Your attorney can work with you to collect necessary documents, interview potential witnesses and help you prepare for your hearing. Your attorney will make sure you understand the restrictions you may face and how to avoid or mitigate them. In some cases, your lawyer and the applicant’s lawyer can talk to each other and may be able to come to an agreement prior to the hearing.
What if the protected party tries to contact you after a Restraining Order has been granted?
Contact your attorney immediately! Any contact or communication with the protected party may be a direct violation of the Court’s Orders. Violation of a Restraining Order is considered a serious crime. Even if the protected party wants to have contact with you or says he or she has changed his or her mind about the Restraining Order, the Order cannot be changed without the Court’s approval. If either party wishes to modify the Restraining Order, he or she can file a motion to modify and schedule a hearing.
If the protected party tries to contact you in any way, tell your attorney immediately and make sure to save all communication, whether they are text messages, phone messages or emails.
What happens if you are charged with Violating a Restraining Order?
Violation of a Restraining Order is a serious offense.

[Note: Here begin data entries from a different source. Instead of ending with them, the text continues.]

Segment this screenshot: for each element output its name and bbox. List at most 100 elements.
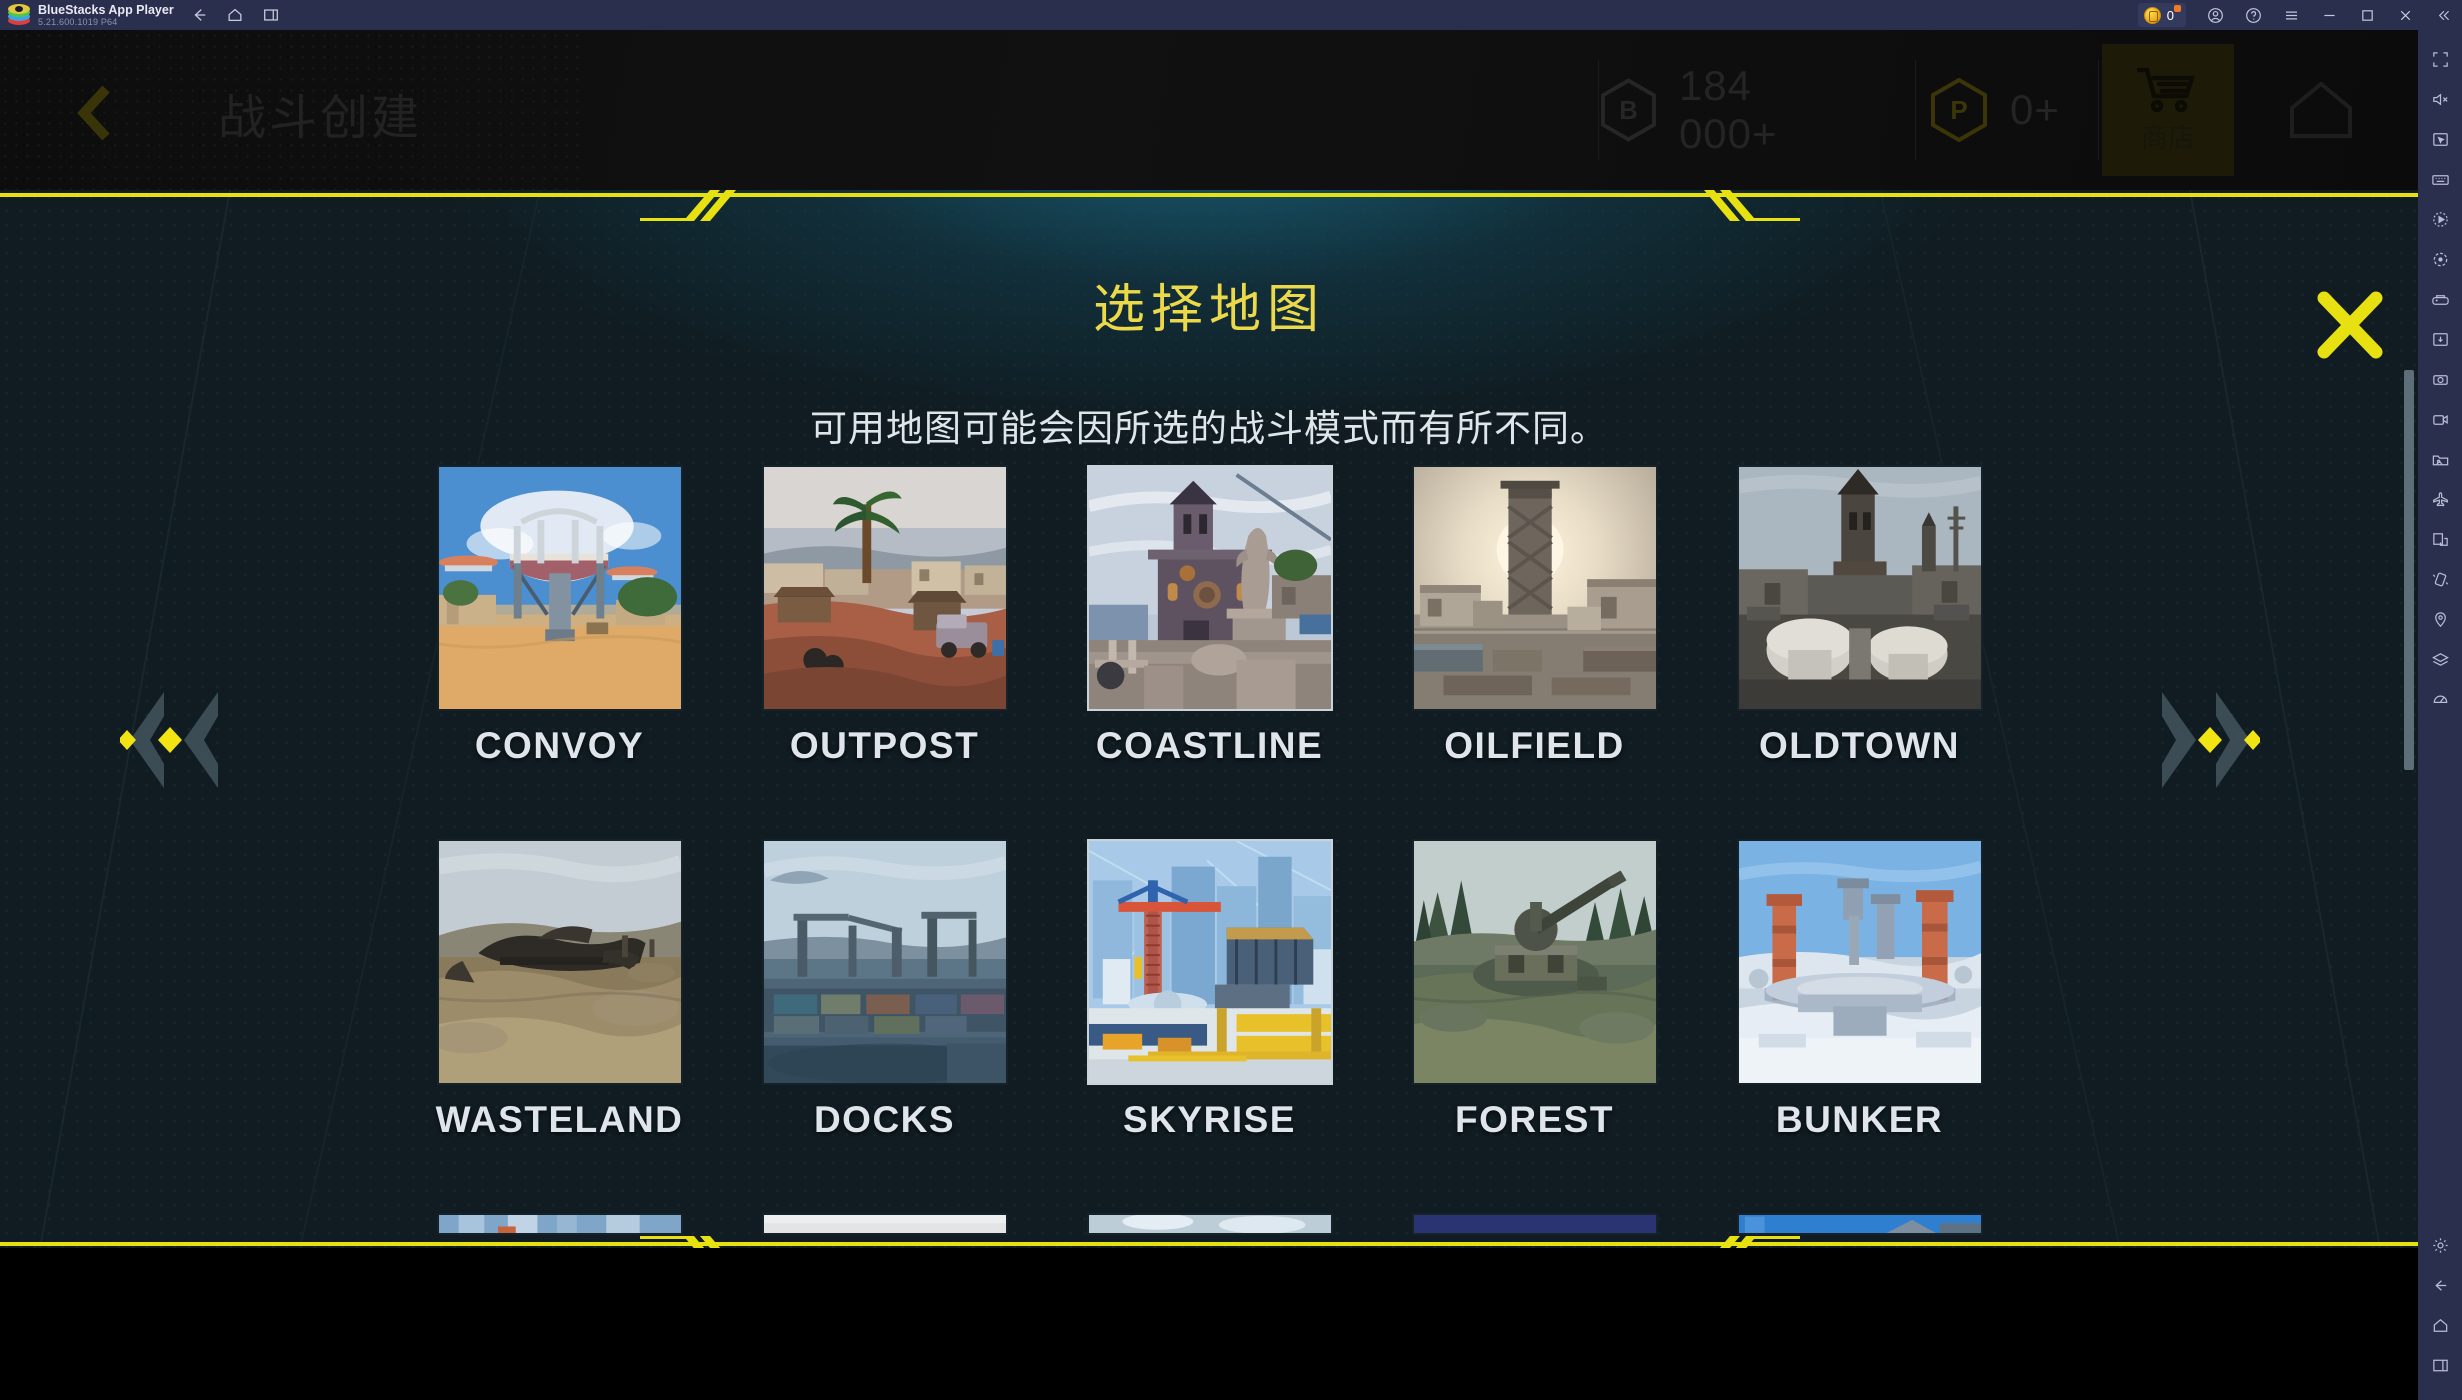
currency-battlecoin-value: 184 000+ <box>1678 62 1778 157</box>
map-label: SKYRISE <box>1123 1099 1296 1140</box>
map-card-partial-5[interactable] <box>1697 1213 2022 1235</box>
coin-icon <box>2143 6 2161 24</box>
map-label: OUTPOST <box>789 725 980 766</box>
svg-text:P: P <box>1950 95 1967 125</box>
screenshot-icon[interactable] <box>2425 364 2455 394</box>
map-thumbnail <box>1411 839 1658 1085</box>
account-icon[interactable] <box>2196 0 2234 30</box>
map-card-bunker[interactable]: BUNKER <box>1697 839 2022 1141</box>
sidebar-bottom-controls <box>2418 1230 2462 1400</box>
map-thumbnail <box>1086 839 1333 1085</box>
cursor-icon[interactable] <box>2425 124 2455 154</box>
layers-icon[interactable] <box>2425 644 2455 674</box>
currency-premium[interactable]: P 0+ <box>1930 30 2130 190</box>
home-icon[interactable] <box>226 6 244 24</box>
currency-battlecoin[interactable]: B 184 000+ <box>1600 30 1860 190</box>
bottom-black-strip <box>0 1248 2418 1400</box>
map-label: DOCKS <box>813 1099 956 1140</box>
currency-premium-value: 0+ <box>2010 86 2060 133</box>
titlebar-nav-icons <box>190 6 280 24</box>
map-card-partial-1[interactable] <box>397 1213 722 1235</box>
shop-button[interactable]: 商店 <box>2102 44 2234 176</box>
close-x-icon[interactable] <box>2290 270 2410 380</box>
gamepad-icon[interactable] <box>2425 284 2455 314</box>
menu-icon[interactable] <box>2272 0 2310 30</box>
nav-prev-button[interactable] <box>118 680 230 800</box>
svg-text:B: B <box>1619 97 1637 125</box>
macro-icon[interactable] <box>2425 204 2455 234</box>
coin-balance-chip[interactable]: 0 <box>2137 3 2186 27</box>
hex-b-icon: B <box>1600 78 1657 142</box>
install-apk-icon[interactable] <box>2425 324 2455 354</box>
minimize-icon[interactable] <box>2310 0 2348 30</box>
map-card-convoy[interactable]: CONVOY <box>397 465 722 767</box>
recents-icon[interactable] <box>262 6 280 24</box>
map-thumbnail <box>1736 465 1983 711</box>
game-scrollbar[interactable] <box>2404 370 2414 770</box>
shake-icon[interactable] <box>2425 564 2455 594</box>
map-card-partial-2[interactable] <box>722 1213 1047 1235</box>
media-manager-icon[interactable] <box>2425 444 2455 474</box>
map-card-oilfield[interactable]: OILFIELD <box>1372 465 1697 767</box>
app-title: BlueStacks App Player <box>38 2 174 17</box>
titlebar-right-controls: 0 <box>2137 0 2462 30</box>
coin-notification-dot <box>2174 5 2181 12</box>
map-thumbnail <box>1736 1213 1983 1235</box>
settings-gear-icon[interactable] <box>2425 1230 2455 1260</box>
map-row: CONVOY OUTPOST COASTLINE OILFIELD OLDTOW… <box>397 465 2022 767</box>
record-icon[interactable] <box>2425 404 2455 434</box>
keyboard-icon[interactable] <box>2425 164 2455 194</box>
map-thumbnail <box>761 839 1008 1085</box>
map-thumbnail <box>1086 465 1333 711</box>
multi-instance-icon[interactable] <box>2425 524 2455 554</box>
chevron-left-double <box>118 692 218 788</box>
map-thumbnail <box>436 1213 683 1235</box>
map-row-partial <box>397 1213 2022 1235</box>
nav-next-button[interactable] <box>2150 680 2262 800</box>
map-card-oldtown[interactable]: OLDTOWN <box>1697 465 2022 767</box>
map-card-partial-3[interactable] <box>1047 1213 1372 1235</box>
rotate-icon[interactable] <box>2425 244 2455 274</box>
map-row: WASTELAND DOCKS SKYRISE FOREST BUNKER <box>397 839 2022 1141</box>
bluestacks-sidebar <box>2418 30 2462 1400</box>
map-card-wasteland[interactable]: WASTELAND <box>397 839 722 1141</box>
map-card-skyrise[interactable]: SKYRISE <box>1047 839 1372 1141</box>
chevron-right-double <box>2162 692 2262 788</box>
map-thumbnail <box>436 465 683 711</box>
modal-subtitle: 可用地图可能会因所选的战斗模式而有所不同。 <box>810 408 1608 449</box>
eco-mode-icon[interactable] <box>2425 684 2455 714</box>
recents-icon[interactable] <box>2425 1350 2455 1380</box>
map-thumbnail <box>1086 1213 1333 1235</box>
shop-label: 商店 <box>2141 122 2195 153</box>
map-grid: CONVOY OUTPOST COASTLINE OILFIELD OLDTOW… <box>397 465 2022 1235</box>
maximize-icon[interactable] <box>2348 0 2386 30</box>
map-thumbnail <box>1411 465 1658 711</box>
location-icon[interactable] <box>2425 604 2455 634</box>
game-home-button[interactable] <box>2280 68 2362 150</box>
airplane-icon[interactable] <box>2425 484 2455 514</box>
game-back-button[interactable] <box>72 85 118 141</box>
map-card-forest[interactable]: FOREST <box>1372 839 1697 1141</box>
map-card-outpost[interactable]: OUTPOST <box>722 465 1047 767</box>
game-viewport: 战斗创建 B 184 000+ P 0+ 商店 选择地图 可用地图可能会因所选的… <box>0 30 2418 1400</box>
coin-value: 0 <box>2166 7 2174 23</box>
fullscreen-icon[interactable] <box>2425 44 2455 74</box>
map-card-partial-4[interactable] <box>1372 1213 1697 1235</box>
map-label: WASTELAND <box>435 1099 684 1140</box>
map-thumbnail <box>1736 839 1983 1085</box>
map-label: BUNKER <box>1775 1099 1944 1140</box>
collapse-icon[interactable] <box>2424 0 2462 30</box>
mute-icon[interactable] <box>2425 84 2455 114</box>
bluestacks-logo-icon <box>8 4 30 26</box>
map-card-docks[interactable]: DOCKS <box>722 839 1047 1141</box>
map-card-coastline[interactable]: COASTLINE <box>1047 465 1372 767</box>
map-thumbnail <box>761 465 1008 711</box>
close-icon[interactable] <box>2386 0 2424 30</box>
map-label: FOREST <box>1454 1099 1615 1140</box>
back-icon[interactable] <box>190 6 208 24</box>
map-label: CONVOY <box>474 725 645 766</box>
map-label: COASTLINE <box>1095 725 1324 766</box>
home-icon[interactable] <box>2425 1310 2455 1340</box>
help-icon[interactable] <box>2234 0 2272 30</box>
back-arrow-icon[interactable] <box>2425 1270 2455 1300</box>
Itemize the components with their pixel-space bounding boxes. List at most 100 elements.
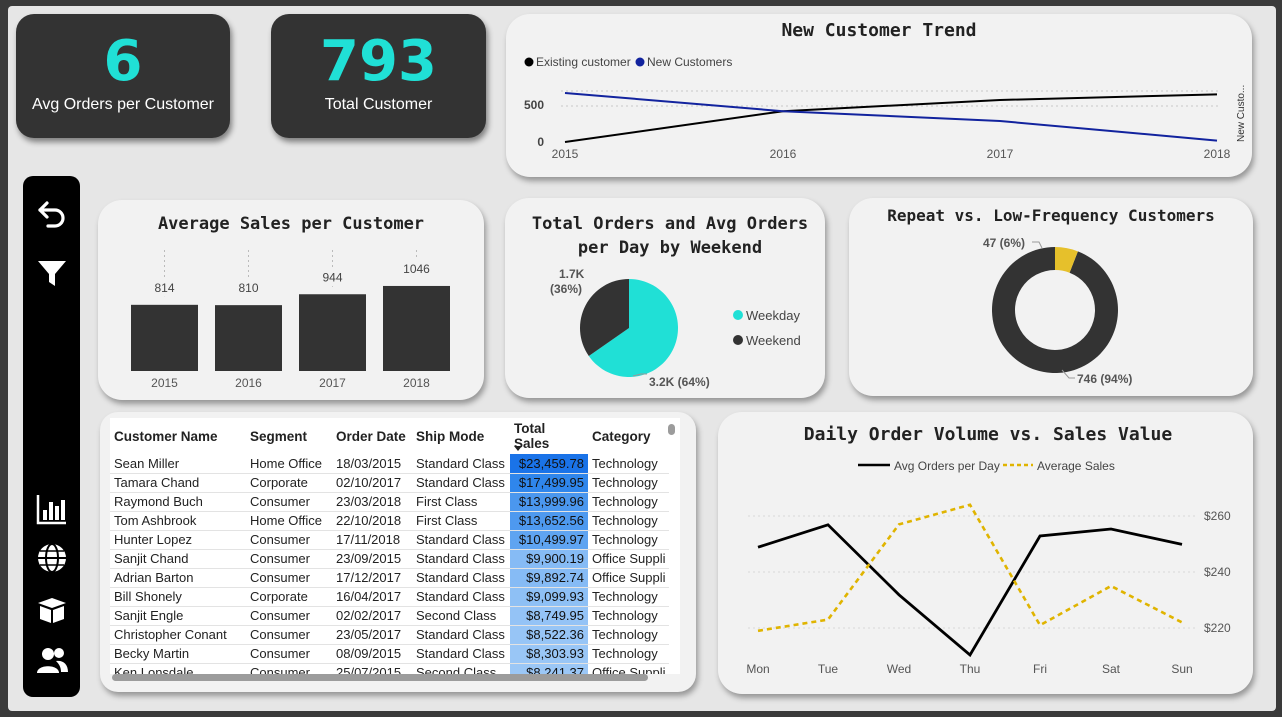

It is a Class D Felony and anyone found guilty of this crime faces fines, probation and/or imprisonment.
Do Restraining Orders extend to other States?
Yes. If you are granted a Restraining Order in one state, it will be recognized and enforced in another state.
Can a Restraining Order be modified?
Yes. As referenced earlier, either party can request that the Restraining Order be modified. Contact your attorney to file a motion to modify or dismiss the Restraining Order. You will likely have to go back to Court and the judge will make sure that there is no longer a threat to the protected party’s safety; the judge may grant the modification if he or she finds that both parties are in agreement and/or that there is no longer a threat or risk of danger to the protected party.